Input should match the friction: voice for speed and context, video for demonstration, text for precision, GUI for constraints. Output should match complexity: a sentence when the answer is simple, a generated interface when the result requires interaction, an approval card when the system already knows what to do.

This is generative UI: the interface is constructed based on intent, context, and the response. The AI builds the optimal interface for the specific task at hand.

4. Build memory that learns vertical-specific patterns

Most products treat memory as a nice-to-have: saved preferences and conversation history. AI-native products treat memory as the engine.

When memory is designed well, context compounds. Each input becomes more valuable. Prior context helps interpret it, and storing it well makes every future task smarter. Once the memory architecture is right, the bottleneck shifts. You’re no longer bound by what the agent can do — you’re bound by what it gets exposed to.

This creates two design challenges. First, knowing what to capture and how to interpret it for a given industry and workflow. Second, expanding the surface area of what the agent sees. An agent that only learns from direct interactions will plateau. One that absorbs context from adjacent workflows — meetings, Slack threads, documents — compounds faster.

When you build memory well, the interface collapses. You don’t need 30 configuration options if the system remembers how you approve, what you prioritize, what you ignore, and what outcomes you care about. Memory turns software from a tool you configure into a partner that adapts.

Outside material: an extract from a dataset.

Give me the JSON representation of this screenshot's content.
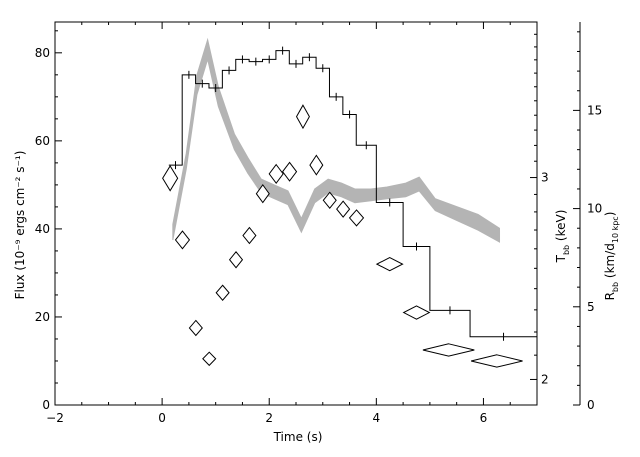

Memory is also a liability. AI-native apps must get serious about permissioning, inspectability (“what does the system believe about me?”), editability (users must be able to correct memory), and audit trails.

5. Be genuinely agentic

In AI-native software, the product isn’t a set of screens. All of the buttons and drop-down menus that enable a human to execute a task are not needed. The agent can do that. The new paradigm is a continuous loop: intent, plan, execute, observe, remember, and improve. The user’s role shifts from executing a workflow via clicks to supervising the autonomous process.

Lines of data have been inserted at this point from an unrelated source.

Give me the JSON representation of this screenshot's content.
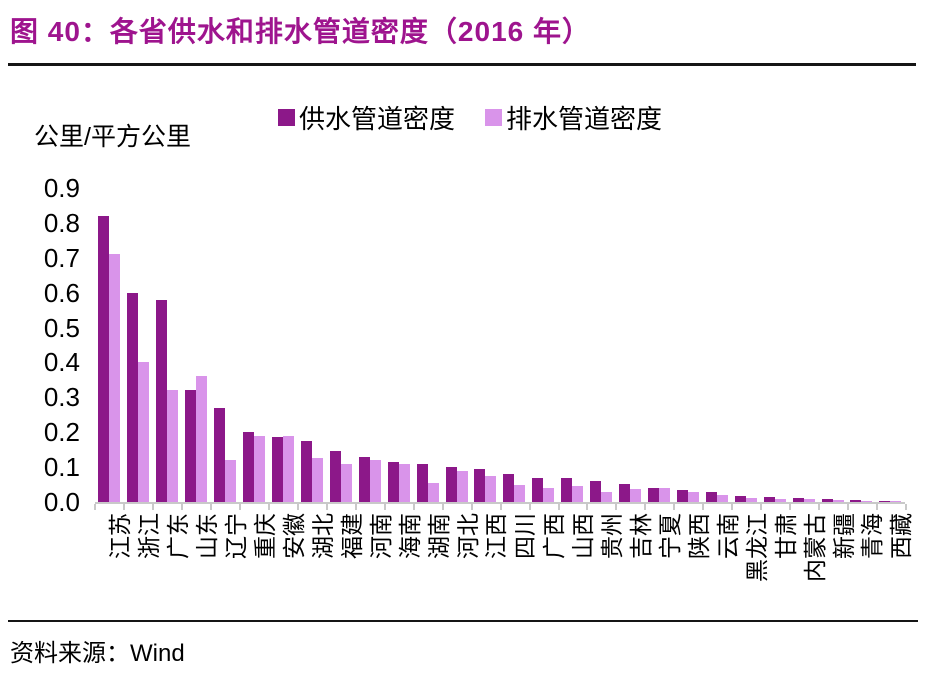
{
  "header": {
    "title": "图 40：各省供水和排水管道密度（2016 年）"
  },
  "y_axis": {
    "unit_label": "公里/平方公里"
  },
  "source": {
    "label": "资料来源：",
    "value": "Wind"
  },
  "colors": {
    "title": "#9E148E",
    "rule": "#151515",
    "axis": "#C9C9C9",
    "supply_bar": "#8C1889",
    "drainage_bar": "#D994EA",
    "text": "#000000"
  },
  "chart_data": {
    "type": "bar",
    "title": "各省供水和排水管道密度（2016 年）",
    "xlabel": "",
    "ylabel": "公里/平方公里",
    "ylim": [
      0,
      0.9
    ],
    "yticks": [
      "0.9",
      "0.8",
      "0.7",
      "0.6",
      "0.5",
      "0.4",
      "0.3",
      "0.2",
      "0.1",
      "0.0"
    ],
    "grid": false,
    "legend_position": "top",
    "categories": [
      "江苏",
      "浙江",
      "广东",
      "山东",
      "辽宁",
      "重庆",
      "安徽",
      "湖北",
      "福建",
      "河南",
      "海南",
      "湖南",
      "河北",
      "江西",
      "四川",
      "广西",
      "山西",
      "贵州",
      "吉林",
      "宁夏",
      "陕西",
      "云南",
      "黑龙江",
      "甘肃",
      "内蒙古",
      "新疆",
      "青海",
      "西藏"
    ],
    "series": [
      {
        "name": "供水管道密度",
        "color": "#8C1889",
        "values": [
          0.82,
          0.6,
          0.58,
          0.32,
          0.27,
          0.2,
          0.185,
          0.175,
          0.145,
          0.13,
          0.115,
          0.11,
          0.1,
          0.095,
          0.08,
          0.07,
          0.068,
          0.06,
          0.053,
          0.04,
          0.033,
          0.03,
          0.018,
          0.014,
          0.012,
          0.01,
          0.006,
          0.004
        ]
      },
      {
        "name": "排水管道密度",
        "color": "#D994EA",
        "values": [
          0.71,
          0.4,
          0.32,
          0.36,
          0.12,
          0.19,
          0.19,
          0.125,
          0.11,
          0.12,
          0.11,
          0.055,
          0.09,
          0.075,
          0.05,
          0.04,
          0.046,
          0.03,
          0.036,
          0.04,
          0.03,
          0.02,
          0.012,
          0.01,
          0.008,
          0.006,
          0.004,
          0.002
        ]
      }
    ]
  }
}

Our portfolio company Superposition serves as an example of an agentic application that leverages memory and offers its solution through a multi-modal interface. The company offers an AI-native recruiting platform for engineers and sales talent at early and growth-stage companies.

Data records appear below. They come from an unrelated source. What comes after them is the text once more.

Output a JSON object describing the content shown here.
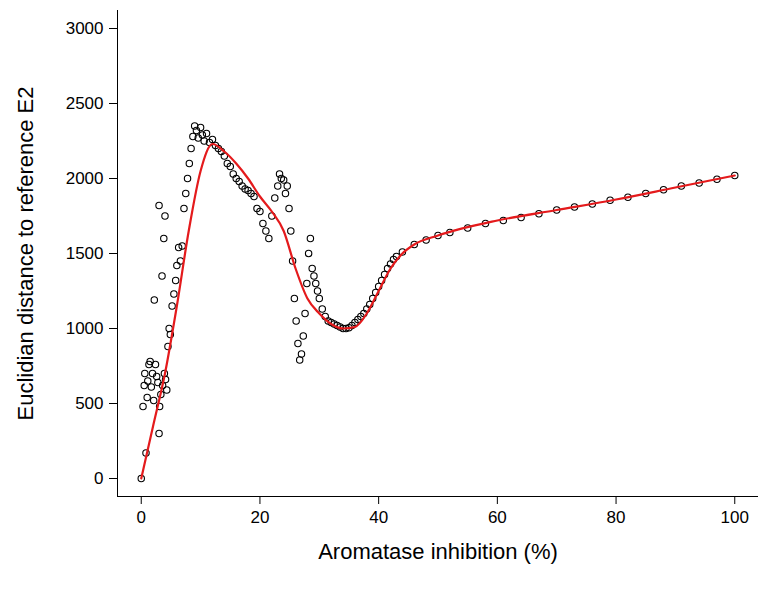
{
  "chart_data": {
    "type": "scatter",
    "x_label": "Aromatase inhibition (%)",
    "y_label": "Euclidian distance to reference E2",
    "xlim": [
      -4,
      104
    ],
    "ylim": [
      -120,
      3120
    ],
    "xticks": [
      0,
      20,
      40,
      60,
      80,
      100
    ],
    "yticks": [
      0,
      500,
      1000,
      1500,
      2000,
      2500,
      3000
    ],
    "grid": false,
    "series": [
      {
        "type": "scatter",
        "color": "#000000",
        "marker": "circle",
        "x": [
          0,
          0.3,
          0.5,
          0.6,
          0.8,
          1,
          1.1,
          1.3,
          1.5,
          1.7,
          1.9,
          2.1,
          2.2,
          2.4,
          2.6,
          2.8,
          3,
          3,
          3.1,
          3.3,
          3.5,
          3.6,
          3.8,
          3.9,
          4,
          4.1,
          4.3,
          4.5,
          4.7,
          4.9,
          5.2,
          5.5,
          5.8,
          6,
          6.3,
          6.6,
          6.9,
          7.2,
          7.5,
          7.8,
          8.1,
          8.4,
          8.7,
          9,
          9.3,
          9.6,
          10,
          10.3,
          10.6,
          11,
          11.5,
          12,
          12.5,
          13,
          13.5,
          14,
          14.5,
          15,
          15.5,
          16,
          16.5,
          17,
          17.5,
          18,
          18.5,
          19,
          19.5,
          20,
          20.5,
          21,
          21.5,
          22,
          22.5,
          23,
          23.3,
          23.6,
          24,
          24.3,
          24.6,
          24.9,
          25.2,
          25.5,
          25.8,
          26.1,
          26.4,
          26.7,
          27,
          27.3,
          27.6,
          27.9,
          28.2,
          28.5,
          28.8,
          29.1,
          29.4,
          29.7,
          30,
          30.5,
          31,
          31.5,
          32,
          32.5,
          33,
          33.5,
          34,
          34.5,
          35,
          35.5,
          36,
          36.5,
          37,
          37.5,
          38,
          38.5,
          39,
          39.5,
          40,
          40.5,
          41,
          41.5,
          42,
          42.5,
          43,
          44,
          46,
          48,
          50,
          52,
          55,
          58,
          61,
          64,
          67,
          70,
          73,
          76,
          79,
          82,
          85,
          88,
          91,
          94,
          97,
          100
        ],
        "values": [
          0,
          480,
          620,
          700,
          170,
          540,
          650,
          760,
          780,
          610,
          700,
          520,
          1190,
          760,
          680,
          640,
          300,
          1820,
          480,
          560,
          1350,
          620,
          1600,
          700,
          1750,
          660,
          590,
          880,
          1000,
          960,
          1150,
          1230,
          1320,
          1420,
          1540,
          1450,
          1550,
          1800,
          1900,
          2000,
          2100,
          2200,
          2280,
          2350,
          2320,
          2270,
          2340,
          2290,
          2250,
          2300,
          2240,
          2260,
          2220,
          2200,
          2180,
          2150,
          2100,
          2080,
          2030,
          2000,
          1980,
          1950,
          1930,
          1920,
          1900,
          1880,
          1800,
          1780,
          1700,
          1650,
          1600,
          1750,
          1870,
          1950,
          2030,
          2000,
          1990,
          1900,
          1950,
          1800,
          1650,
          1450,
          1200,
          1050,
          900,
          790,
          830,
          950,
          1100,
          1300,
          1500,
          1600,
          1400,
          1350,
          1300,
          1250,
          1200,
          1130,
          1080,
          1050,
          1040,
          1030,
          1020,
          1010,
          1000,
          1000,
          1005,
          1020,
          1040,
          1060,
          1080,
          1100,
          1130,
          1160,
          1200,
          1240,
          1280,
          1320,
          1360,
          1400,
          1430,
          1460,
          1480,
          1510,
          1560,
          1590,
          1620,
          1640,
          1670,
          1700,
          1720,
          1740,
          1765,
          1790,
          1810,
          1830,
          1855,
          1875,
          1900,
          1925,
          1950,
          1970,
          1995,
          2020
        ]
      },
      {
        "type": "line",
        "color": "#e41a1c",
        "line_style": "solid",
        "x": [
          0,
          2,
          4,
          6,
          8,
          10,
          12,
          14,
          16,
          18,
          20,
          22,
          24,
          26,
          28,
          30,
          32,
          34,
          36,
          38,
          40,
          42,
          44,
          46,
          50,
          60,
          70,
          80,
          90,
          100
        ],
        "values": [
          0,
          350,
          700,
          1150,
          1650,
          2050,
          2230,
          2180,
          2100,
          2000,
          1880,
          1780,
          1650,
          1400,
          1200,
          1100,
          1030,
          1000,
          1010,
          1100,
          1250,
          1400,
          1500,
          1560,
          1620,
          1720,
          1790,
          1860,
          1940,
          2020
        ]
      }
    ]
  }
}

Gathering requirements for the job description is essential. The subtle details of the role enable Superposition to identify non-obvious but well-matched candidates. The company has trained a voice agent to converse with employers to uncover those subtleties, just like a world-class recruiter would. Once they have a job profile, the agent searches online for profiles that match it. Employers can approve or reject these profiles, refining the search criteria. After refinement, the agent continues its work, sharing interested candidates on Slack. The agent then arranges interviews with those approved by the employer and schedules them on the employer’s calendar. As candidates progress through the recruitment funnel, the employer provides feedback to the agent. This continuous interaction allows the agent to learn the employer’s specific preferences.

What does the employer see? A daily update on candidates and their status in the hiring process, along with suggested actions to approve or modify right inside the tool they already use to do their work. Edge cases are flagged for human judgment. The employer makes high-leverage decisions, and over time, the system becomes simpler because it learns what matters.

The New Litmus Test

If you’re building or evaluating AI-native products, add these questions to your checklist:

  • Can the user achieve outcomes without opening the app?
  • Does the product get simpler over time?
  • Does it safely take actions across systems with appropriate approvals?
  • Does memory change defaults in ways users can inspect and edit?
  • Could a generalist builder with Cowork replicate this in a weekend?